Manuela, prime
verità svelate
dalle celle

Le «celle»  hanno agganciato il cellulare di Manuela a Brescia
Le «celle» hanno agganciato il cellulare di Manuela a Brescia
Mario Pari 09.08.2018

Quei messaggi non sono partiti dal lago. In una vicenda che con il passare dei giorni è sempre più carica di apprensione, preoccupazione, quando non paura, iniziano ad arrivare le prime certezze. Sono quelle attese dal telefono cellulare di Manuela Bailo, la 35enne di Nave che manca da casa dal 28 luglio scorso. Sin da martedì era emerso che i primi risultati sulla rilevazione delle celle telefoniche erano arrivati. Oggi è possibile sapere che nei giorni in cui Manuela era assente da casa e in cui dal cellulare sono stati inviati messaggi il telefono si trovava a Brescia. Questa la risposta delle «celle» telefoniche su cui stanno lavorando i carabinieri.

I MESSAGGI, com’è ormai noto, sono stati indirizzati all’ex fidanzato, con cui la 35enne continua a vivere nello stesso appartamento, in via fratelli Barcella a Nave. Messaggi in cui la giovane annunciava l’intenzione di trascorrere due giorni al lago. Poi ci sono quelli alla madre e al responsabile di lavoro. Messaggi inviati fino a lunedì sera da un cellulare che a quanto pare si trovava in quel momento a Brescia. Ma non è tutto. Gli accertamenti dei carabinieri hanno riguardato anche l’auto. E sulla base di quanto emerso fino a questo momento, anche la vettura sarebbe arrivata fino a Brescia nei primi giorni in cui ancora la scomparsa di Manuela non era stata denunciata. Ai carabinieri la famiglia si è rivolta mercoledì primo agosto, due giorni dopo, quindi, gli ultimi messaggi partiti dal cellulare di Manuela. La città sembra assumere un ruolo sempre più rilevante nella scomparsa della ragazza. Al lavoro ci sono, ormai da 12 giorni, i carabinieri di Nave, della compagnia di Gardone Valtrompia e di Brescia. Uno sforzo congiunto, coordinato dalla Procura, che consente di affermare che non si sta brancolando nel buio. Ma una vera e propria svolta deve ancora arrivarem anche se la complessità iniziale sembra essersi ridotta e quindi il cerchio è più stretto rispetto all’inizio. I giorni a venire, però, non sembrano essere solo quelli in cui si lavorerà sugli accertamenti svolti sul telefono. A quanto si è appreso sembra profilarsi una nuova serie di interrogatori. Quanti sono stati sentiti come persone informate sui fatti - indagati non ce ne sono - con ogni probabilità saranno chiamati a nuove deposizioni. Perchè sul caso c’è ancora parecchio da approfondire, zone d’ombra in cui si continua a scavare per togliere dal dramma innanzitutto la famiglia di Manuela, da qualche giorno legalmente assistita dagli avvocati Michele Radici e Giulio Rota. L’assistenza legale non significa in alcun modo sfiducia negli inquirenti. Anzi. Gli avvocati hanno potuto prendere atto del grande impegno che investigatori e inquirenti stanno profondendo nelle indagini, con il fascicolo che è sempre aperto per scomparsa. Ma la situazione in cui si trovano i familiari di Manuela è delicata ed esposta ad atti di sciacallaggio. Da qui la scelta di farsi rappresentare dai legali.
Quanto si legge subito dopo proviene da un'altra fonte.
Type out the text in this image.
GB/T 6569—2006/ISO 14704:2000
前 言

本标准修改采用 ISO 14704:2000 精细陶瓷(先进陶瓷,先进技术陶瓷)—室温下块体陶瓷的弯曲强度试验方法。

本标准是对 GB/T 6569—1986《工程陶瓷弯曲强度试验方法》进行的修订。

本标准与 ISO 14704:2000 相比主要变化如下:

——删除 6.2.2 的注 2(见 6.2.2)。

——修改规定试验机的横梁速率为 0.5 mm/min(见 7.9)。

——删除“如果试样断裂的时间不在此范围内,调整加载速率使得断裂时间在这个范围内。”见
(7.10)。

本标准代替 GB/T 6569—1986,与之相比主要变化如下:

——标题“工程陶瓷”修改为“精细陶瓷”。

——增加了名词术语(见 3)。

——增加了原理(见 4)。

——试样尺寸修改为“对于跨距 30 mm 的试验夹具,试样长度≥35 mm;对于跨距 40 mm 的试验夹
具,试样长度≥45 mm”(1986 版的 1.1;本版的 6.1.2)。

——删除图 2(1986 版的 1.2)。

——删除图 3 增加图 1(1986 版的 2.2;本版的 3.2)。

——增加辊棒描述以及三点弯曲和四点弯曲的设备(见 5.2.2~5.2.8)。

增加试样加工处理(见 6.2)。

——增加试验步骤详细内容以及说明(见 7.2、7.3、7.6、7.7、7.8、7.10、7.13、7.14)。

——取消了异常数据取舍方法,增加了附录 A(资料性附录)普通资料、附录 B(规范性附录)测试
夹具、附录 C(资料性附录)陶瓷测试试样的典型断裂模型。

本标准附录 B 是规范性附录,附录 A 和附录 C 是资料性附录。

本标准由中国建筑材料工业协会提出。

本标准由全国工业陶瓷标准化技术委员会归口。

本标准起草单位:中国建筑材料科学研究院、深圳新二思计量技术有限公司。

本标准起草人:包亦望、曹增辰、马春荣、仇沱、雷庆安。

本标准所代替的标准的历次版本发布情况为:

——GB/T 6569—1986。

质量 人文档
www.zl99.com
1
PER IL RESTO continua da parte degli investigatori la ricostruzione della vita privata di Manuela e dei giorni trascorsi prima della scomparsa. Il 28 luglio ci sarebbe stata una chat con un uomo con cui aveva avuto una relazione. Gli avvistamenti non avrebbero dato indicazioni tali da portare a sviluppi. Ma chiunque ritenesse d’averla vista è invitato dalla famiglia, che ha rivolto questo appello sin dai giorni successivi alla scomparsa, a contattare le forze dell’ordine. Tutto può contribuire a risolvere questo giallo, che però da qualche ora può contare sull’apporto degli accertamenti telefonici in base ai quali, negli ultimi giorni in cui il telefono era acceso, si trovava a Brescia.